The closes point to a curve in space.

Question

I am working on the following problem.

Find the point closest to the origin, of the curve of intersection of the plane $2y+4z =5$ and the cone $z^2 = 4(x^2+y^2)$

I was able to see that the intersection will be a tilted ellipse with coordinates $(x,y,4(x^2+y^2))$.

So I was thinking that I could try putting $F(x,y) = \sqrt{x^2+y^2+16(x^2+y^2)^2}$ and optimize it. But this seems to be too long a calculation and I want to somehow use vectors, such as dot products and gradients because that seems to be easier.

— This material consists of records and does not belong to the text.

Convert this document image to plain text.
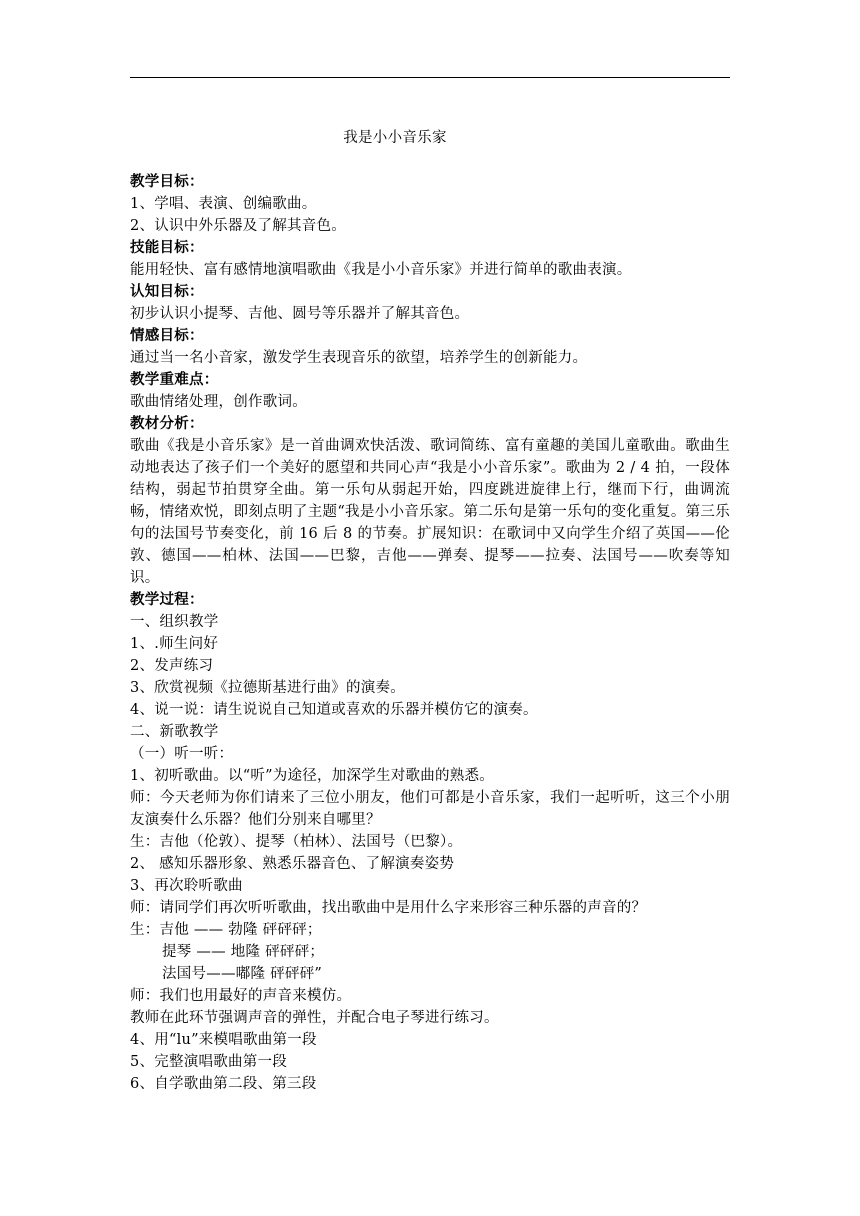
我是小小音乐家
教学目标：
1、学唱、表演、创编歌曲。
2、认识中外乐器及了解其音色。
技能目标：
能用轻快、富有感情地演唱歌曲《我是小小音乐家》并进行简单的歌曲表演。
认知目标：
初步认识小提琴、吉他、圆号等乐器并了解其音色。
情感目标：
通过当一名小音家，激发学生表现音乐的欲望，培养学生的创新能力。
教学重难点：
歌曲情绪处理，创作歌词。
教材分析：
歌曲《我是小音乐家》是一首曲调欢快活泼、歌词简练、富有童趣的美国儿童歌曲。歌曲生动地表达了孩子们一个美好的愿望和共同心声“我是小小音乐家”。歌曲为 2 / 4 拍，一段体结构，弱起节拍贯穿全曲。第一乐句从弱起开始，四度跳进旋律上行，继而下行，曲调流畅，情绪欢悦，即刻点明了主题“我是小小音乐家。第二乐句是第一乐句的变化重复。第三乐句的法国号节奏变化，前 16 后 8 的节奏。扩展知识：在歌词中又向学生介绍了英国——伦敦、德国——柏林、法国——巴黎，吉他——弹奏、提琴——拉奏、法国号——吹奏等知识。
教学过程：
一、组织教学
1、.师生问好
2、发声练习
3、欣赏视频《拉德斯基进行曲》的演奏。
4、说一说：请生说说自己知道或喜欢的乐器并模仿它的演奏。
二、新歌教学
（一）听一听：
1、初听歌曲。以“听”为途径，加深学生对歌曲的熟悉。
师：今天老师为你们请来了三位小朋友，他们可都是小音乐家，我们一起听听，这三个小朋友演奏什么乐器？他们分别来自哪里？
生：吉他（伦敦）、提琴（柏林）、法国号（巴黎）。
2、 感知乐器形象、熟悉乐器音色、了解演奏姿势
3、再次聆听歌曲
师：请同学们再次听听歌曲，找出歌曲中是用什么字来形容三种乐器的声音的？
生：吉他 —— 勃隆 砰砰砰；
提琴 —— 地隆 砰砰砰；
法国号——嘟隆 砰砰砰”
师：我们也用最好的声音来模仿。
教师在此环节强调声音的弹性，并配合电子琴进行练习。
4、用“lu”来模唱歌曲第一段
5、完整演唱歌曲第一段
6、自学歌曲第二段、第三段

Can anyone help me get started ?

Answer 1

This is a typical exercise for Lagrange multipliers theorem (see http://en.wikipedia.org/wiki/Lagrange_multiplier). You want to refolmulate the problem to the following:

Find the minimum of function $\sqrt{x^2 + y^2 + z^2}$ (that is the distance from origin, you can even use easier function x^2 + y^2 + z^2, because the solution will be the same) on the set which is intersection of the plane $2y+4z=5$ and the cone $z^2=4(x^2+y^2)$.

I guess you know a little about Lagrange multipliers, this shouldn't be hard to compute.

Answer 2

I think it is not necessary to use Lagrange multipliers as it is can be treat a simple geometry problem.

you already know that there is a ellipse and there are two special points $P$ and $Q$.

you can see the $P$ and $Q$ in on the plane $x=0$, if you consider two rings on the cone, one is through $P$, another is through $Q$, all the points on the two rings to original point will have same distances, one is $PO$, another is $QO$,it is trivial that $PO$ is min,$QO$ is max for the ellipse. so you only need to find $P,Q$, recall $x=0$ plane, the problem become a simple one. $P(.5,1)$, so $PO=\sqrt{(0.5)^2+1}=\dfrac{\sqrt{5}}{2}$